# Crazy scheduling on Black Friday?



## Dream Baby (Nov 16, 2021)

So I was looking at some fellow TMs schedules on Black Friday.

Some are coming in at Midnight, 2:00, 4:00, etc.

Why doesn't Target as many people starting at Midnight?

No guests will be in the store anyway.

Thoughts?


----------



## IhateOPmodel (Nov 16, 2021)

I assume most of those people will be doing OPU or SFS.  They need staggered schedules so they are able to keep up throughout the day.  If they bring everyone in at midnight then everyone will be gone come 10am or so.  My store is having people work 12 hour days if they answered yes on the overtime survey.


----------



## redeye58 (Nov 16, 2021)

We are an ON store & our team is coming in after midnight.
Also what IhateOPmodel said.


----------



## Noiinteam (Nov 16, 2021)

We are taking a truck at 12:01. I and a few other dbo's are coming in at 4 to push.
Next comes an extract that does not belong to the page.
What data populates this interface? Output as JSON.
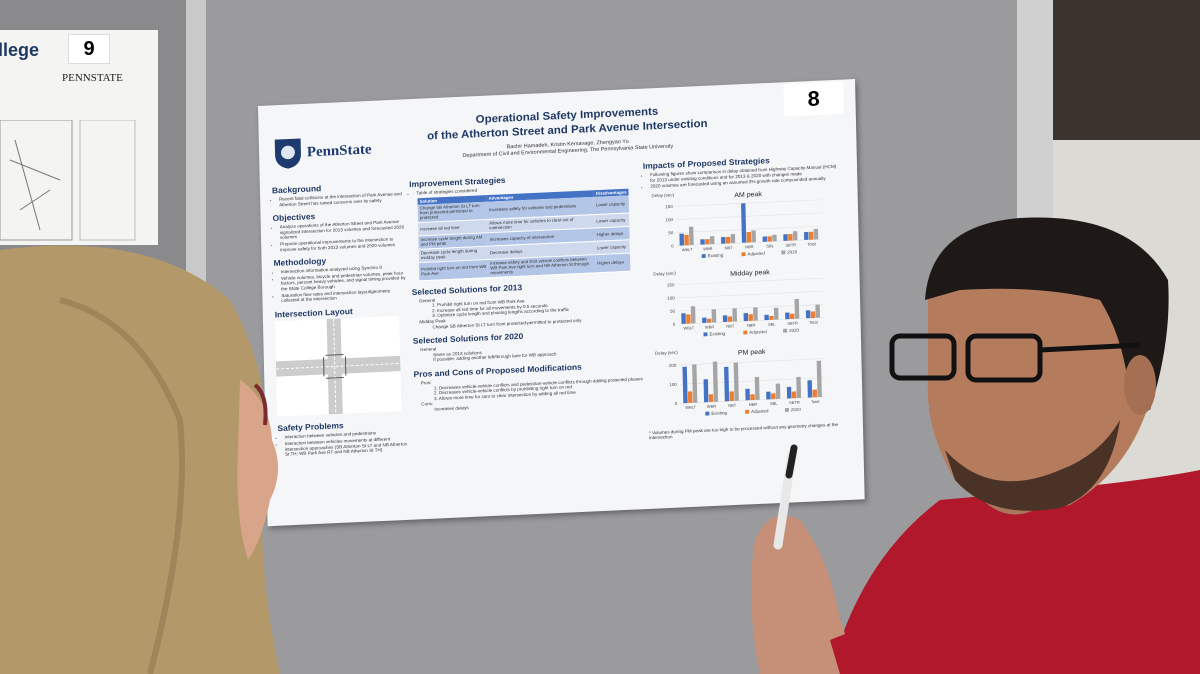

Unload team coming at 12:01. Not sure about ship


----------



## Panda13 (Nov 16, 2021)

OPU, SFS and double trucks. Biggest SFS day of the year and closed Thursday.


----------



## Fluttervale (Nov 17, 2021)

SFS starts at midnight but orders drop in until 1230pm (I think, not my job.). If everyone came in at midnight, you wouldn’t have anyone to finish or get ahead for Saturday.

Plus if you have OPU, you have to completely clear backlog by 9 am and then stay current until close of business.

In the meantime the rest of the store is doing one for ones, truck, reshop, and market is sitting in their lawn chairs watching the show.


----------